World leaders are arguing over the damage to Iran's nuclear sites. But where is its enriched uranium?
CBC
U.S. President Donald Trump spent much of Wednesday and early Thursday morning refuting leaked reports from his own Defence Intelligence Agency that the U.S. bombing of Iran's nuclear facilities this past weekend had done only minimal damage, and that the Iranians had been able to move uranium from the sites before the strikes.
"Nothing was taken out of [the] facility," Trump wrote on Truth Social on Thursday, adding it "would take too long, too dangerous, and very heavy and hard to move!"
This followed a statement late Wednesday by CIA Director John Ratcliffe, who said "credible intelligence" showed Iran's nuclear sites at Natanz, Fordow and Isfahan had been severely damaged and that it would take years — not months — to rebuild several key facilities.
Ratcliffe's statement, which he said was partially based on new intelligence from a "historically reliable and accurate source," was the latest drop of information meant to bolster the U.S. argument that the airstrikes have crippled Iran's ability to build a nuclear weapon.
In a live address to the nation on Saturday in the immediate aftermath of the strikes, Trump proclaimed Iran's key nuclear enrichment facilities were "completely and totally obliterated."
In the confusing, tumultuous debate around the extent of the damage to the nuclear sites, a larger question looms: just where is Iran's enriched uranium now?
Gaukhar Mukhatzhanova, a program director at the Vienna Center for Disarmament and Non-Proliferation, says it's unclear what has become of Iran's 400 kilograms of uranium enriched at 60 per cent.
"We really don't know where that material is," she told CBC News via Zoom. "Did all of it survive the attacks? Did some of it survive the attacks? We don't know, and right now, Iran is not providing that information."

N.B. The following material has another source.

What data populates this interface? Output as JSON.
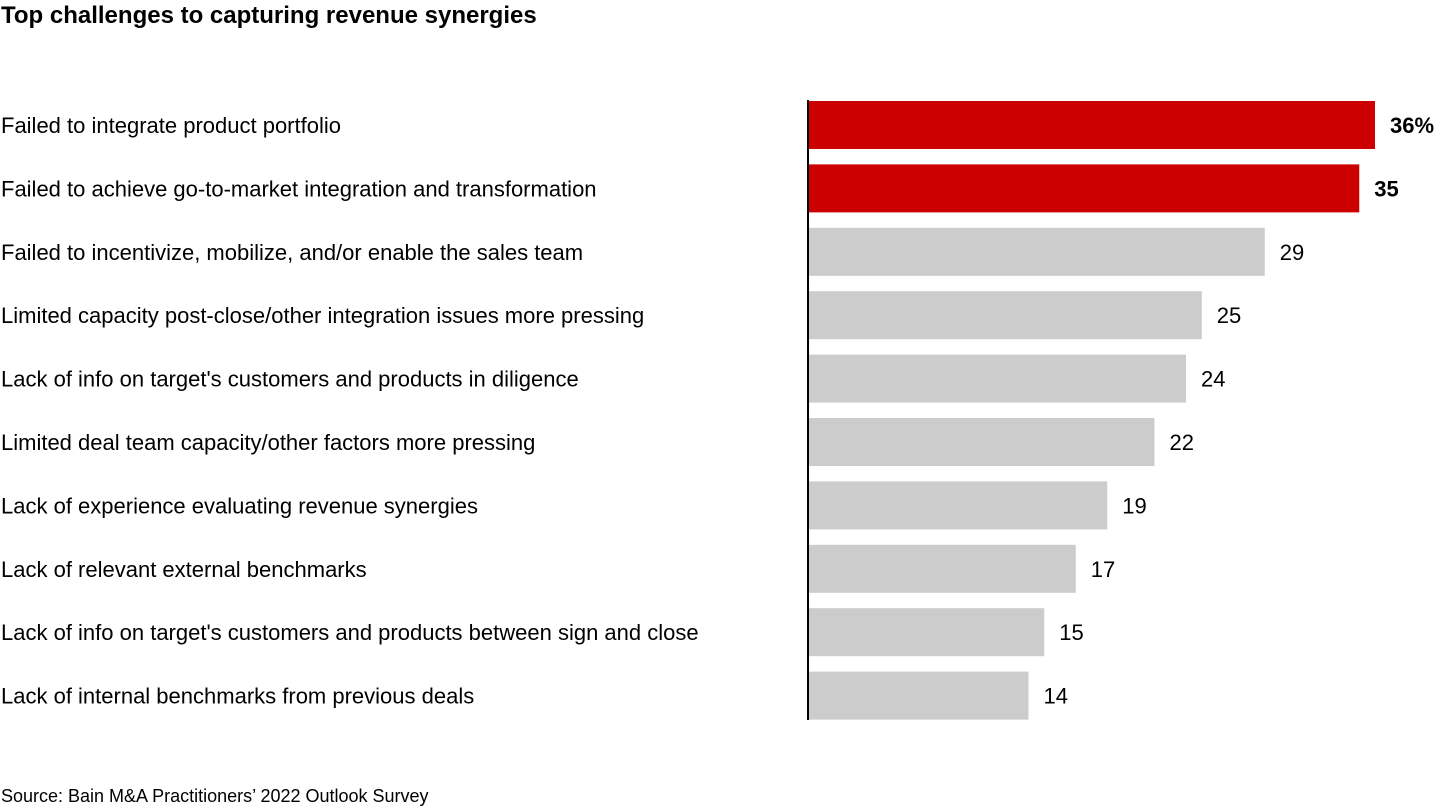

Iran, which acknowledges that its nuclear installations were "badly damaged," claims to have moved its enriched uranium ahead of the U.S. strikes on the weekend.
Satellite imagery shows that on June 19, 16 cargo trucks were at the entrance of the deeply buried Fordow nuclear site. Three days later, in the early hours of Sunday morning, it was hit with multiple bombs, called Massive Ordnance Penetrators, each of which weighed 13,000 kilograms.
Before the U.S. became directly involved in the strikes, Israel says it had been targeting Iran's military and nuclear infrastructure, along with security officials and scientists, since June 13.
Rafael Grossi, the director general of the International Atomic Energy Agency (IAEA), says Iran told the UN nuclear agency it had taken special measures to protect its stockpile.
Grossi has asked Iran to allow IAEA inspectors in, but on Wednesday, the country's parliament voted to suspend co-operation with the UN agency. That step was approved by the country's Guardian Council on Thursday and will now be submitted to President Masoud Pezeshkian for final ratification. The bill would bar inspectors from accessing the sites until specific conditions are met.
Iran is still a member of the Nuclear Non-Proliferation Treaty, and is legally required to co-operate with the IAEA; if it doesn't, it could be found in breach of its obligations. But Mukhatzhanova says there is little the IAEA can do to force Iran's co-operation.